Le Quotidien: Du coup, pas de chapitre, nation branding dans la déclaration 2016?

Xavier Bettel: Concernant le nation branding, nous avons encore eu des ateliers il y a quelques semaines qui ont travaillé sur ce sujet. Et je crois sincèrement que ma déclaration, qui livrait un état de la Nation positif avec un chômage en baisse, une croissance en hausse et des finances publiques saines, est la meilleure publicité que je puisse faire pour le pays.

Le Quotidien: Passons sur la colère du patro nat pour choisir de conclure avec la Culture, un portefeuille que vous avez pris faute de candidats ou par réel intérêt, ou un peu des deux?

Xavier Bettel: Par passion! Regardez mon bureau (NDLR : une galerie de pop art)! Le ministère de la Culture n'est pas là pour imposer la culture, mais pour la soutenir. Dans cette société où on essaye de stigmatiser les différences, la culture est là où les différences font la richesse.

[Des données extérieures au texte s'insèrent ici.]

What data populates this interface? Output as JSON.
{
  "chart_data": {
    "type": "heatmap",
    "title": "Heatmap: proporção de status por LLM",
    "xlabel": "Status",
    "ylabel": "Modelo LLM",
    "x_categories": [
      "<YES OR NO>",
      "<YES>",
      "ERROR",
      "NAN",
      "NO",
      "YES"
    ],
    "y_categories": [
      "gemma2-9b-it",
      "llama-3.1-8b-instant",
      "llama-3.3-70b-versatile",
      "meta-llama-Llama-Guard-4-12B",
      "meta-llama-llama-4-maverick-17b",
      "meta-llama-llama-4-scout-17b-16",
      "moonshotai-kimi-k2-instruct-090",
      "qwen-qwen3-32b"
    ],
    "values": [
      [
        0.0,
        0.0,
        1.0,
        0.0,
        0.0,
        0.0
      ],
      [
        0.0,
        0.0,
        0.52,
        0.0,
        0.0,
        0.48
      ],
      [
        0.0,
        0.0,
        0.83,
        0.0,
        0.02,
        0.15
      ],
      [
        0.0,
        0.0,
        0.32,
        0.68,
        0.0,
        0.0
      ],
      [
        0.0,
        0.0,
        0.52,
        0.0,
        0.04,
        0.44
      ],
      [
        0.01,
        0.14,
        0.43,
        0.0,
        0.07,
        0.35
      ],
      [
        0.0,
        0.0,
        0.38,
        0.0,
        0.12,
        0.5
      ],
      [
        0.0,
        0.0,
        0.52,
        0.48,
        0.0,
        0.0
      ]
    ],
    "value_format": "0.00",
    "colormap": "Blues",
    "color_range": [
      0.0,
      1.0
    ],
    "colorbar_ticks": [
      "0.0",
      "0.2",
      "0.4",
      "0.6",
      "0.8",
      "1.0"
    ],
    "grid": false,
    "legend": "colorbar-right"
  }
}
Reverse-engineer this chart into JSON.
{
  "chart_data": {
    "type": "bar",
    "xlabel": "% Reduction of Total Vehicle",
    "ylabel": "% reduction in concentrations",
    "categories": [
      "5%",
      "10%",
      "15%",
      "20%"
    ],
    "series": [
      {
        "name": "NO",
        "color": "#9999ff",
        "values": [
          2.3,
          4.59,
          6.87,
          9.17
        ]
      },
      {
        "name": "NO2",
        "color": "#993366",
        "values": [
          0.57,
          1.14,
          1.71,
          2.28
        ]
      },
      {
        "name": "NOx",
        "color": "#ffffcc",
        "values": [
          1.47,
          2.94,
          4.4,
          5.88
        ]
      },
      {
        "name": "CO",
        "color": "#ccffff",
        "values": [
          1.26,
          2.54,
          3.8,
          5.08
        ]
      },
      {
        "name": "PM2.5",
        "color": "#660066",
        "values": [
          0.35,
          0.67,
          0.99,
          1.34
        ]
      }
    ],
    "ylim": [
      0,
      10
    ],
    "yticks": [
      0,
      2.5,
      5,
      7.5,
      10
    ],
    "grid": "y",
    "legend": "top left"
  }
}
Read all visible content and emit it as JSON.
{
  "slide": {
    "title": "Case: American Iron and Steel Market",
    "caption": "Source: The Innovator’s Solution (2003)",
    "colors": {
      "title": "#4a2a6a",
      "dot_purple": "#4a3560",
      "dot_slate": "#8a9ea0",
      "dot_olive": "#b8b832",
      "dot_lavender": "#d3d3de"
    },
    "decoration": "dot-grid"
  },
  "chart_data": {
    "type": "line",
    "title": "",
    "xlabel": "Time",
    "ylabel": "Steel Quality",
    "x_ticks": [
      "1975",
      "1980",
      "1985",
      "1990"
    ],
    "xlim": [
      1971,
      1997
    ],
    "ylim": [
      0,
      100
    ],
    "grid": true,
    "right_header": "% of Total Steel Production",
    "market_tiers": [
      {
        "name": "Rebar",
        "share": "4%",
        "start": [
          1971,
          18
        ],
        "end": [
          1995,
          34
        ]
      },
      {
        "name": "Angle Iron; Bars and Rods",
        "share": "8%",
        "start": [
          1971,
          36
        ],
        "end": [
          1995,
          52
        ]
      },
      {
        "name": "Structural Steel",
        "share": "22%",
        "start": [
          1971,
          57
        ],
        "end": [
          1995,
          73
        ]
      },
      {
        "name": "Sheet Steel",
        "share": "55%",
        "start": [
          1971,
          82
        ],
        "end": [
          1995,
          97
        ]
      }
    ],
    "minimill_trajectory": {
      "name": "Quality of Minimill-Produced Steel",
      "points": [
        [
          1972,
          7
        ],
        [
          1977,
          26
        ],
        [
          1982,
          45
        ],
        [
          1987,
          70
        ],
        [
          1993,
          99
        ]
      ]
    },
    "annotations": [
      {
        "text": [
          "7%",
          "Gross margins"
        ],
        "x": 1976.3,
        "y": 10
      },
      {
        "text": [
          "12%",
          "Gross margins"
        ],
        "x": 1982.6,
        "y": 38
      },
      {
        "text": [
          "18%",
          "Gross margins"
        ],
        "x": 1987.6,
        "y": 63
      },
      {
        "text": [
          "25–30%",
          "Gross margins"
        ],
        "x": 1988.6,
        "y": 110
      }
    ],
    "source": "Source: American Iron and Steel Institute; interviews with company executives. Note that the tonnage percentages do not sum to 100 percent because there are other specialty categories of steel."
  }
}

Depuis que je suis ministre de la Culture, j'ai barré un mot de mon vocabulaire qui est le mot "moche". Je dis aujourd'hui qu'il y a des choses qui sont "plus complexes". La culture, c'est là où chacun doit pouvoir échanger avec l'autre dans le respect de la diversité. Il faut arrêter de croire que la culture c'est ce que j'aime et pas ce qu'aime l'autre. Ce qui est important, c'est l'éveil à la culture et commencer très tôt à l'école et peut-être même que certains parents qui ne s'y intéressaient pas, commenceront à le faire avec leurs enfants.